Objective: Unusual clinical course Background: Fulminant type 1 diabetes is characterized by a low prevalence of autoantibodies, and was originally described as a nonautoimmune subtype of type 1 diabetes. Herein, we report a case in which we observed the process of extremely rapid onset of diabetes and early decline in anti-glutamic acid decarboxylase (GAD) antibody titers during the inpatient stay. Case Report: A 61 -year -old man was brought to our hospital with marked hyperglycemia (1327 mg/dL), ketonemia (3-hydroxybutyrate: 14 012 mu mol/L), and moderately elevated HbA1c (7.2%) and glycoalbumin (22.3%). C -peptide levels were undetectable. He had suffered from thirst, polyuria, and fatigue for 2 days.
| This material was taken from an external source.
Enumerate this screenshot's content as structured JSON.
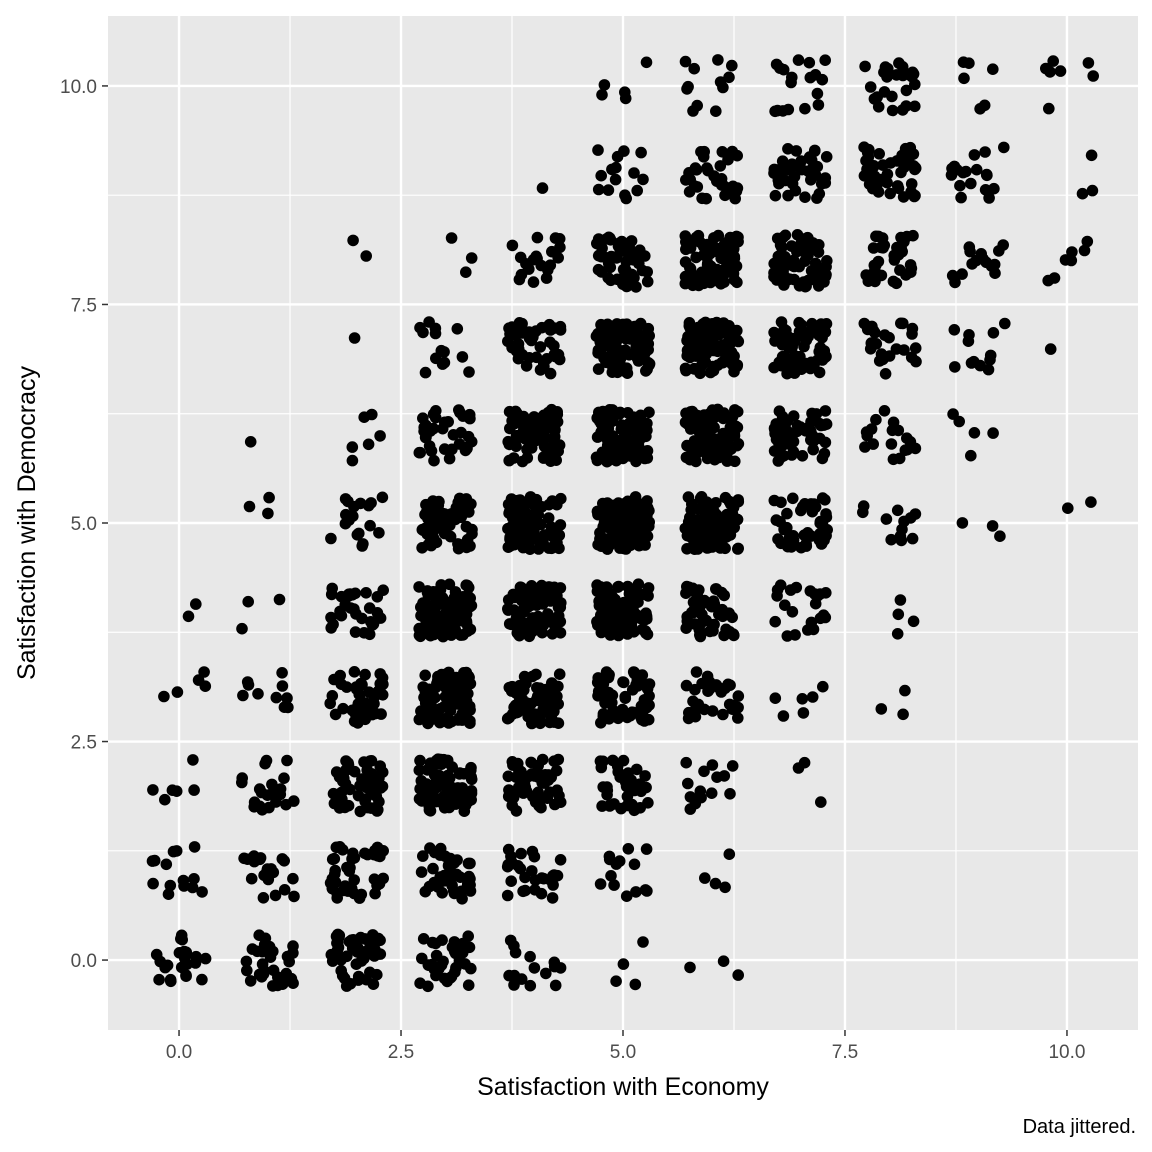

Abrupt onset was proven by the clinical data when he visited the hospital with respiratory symptoms 6 days before his admission; plasma glucose, glycoalbumin, C -peptide, and insulin levels were 117 mg/dL, 13.0%, 5.07 ng/mL, and 24.4 mu IU/mL, respectively. The anti -GAD antibody titer measured by enzyme-linked immunosorbent assay was 111 U/mL at admission, 22.8 U/mL 2 weeks after admission, and negative 1 year later. He had a susceptible haplotype DRB1*09: 01-DQB1*03: 03, which is significantly more common in anti -GAD antibody-positive patients with fulminant type 1 diabetes. Conclusions: The early decline of anti -GAD antibody titer likely reflected rapid and complete beta cell loss. The sequential metabolic and immunological observation in this case may provide insight into the pathogenesis of fulminant type 1 diabetes.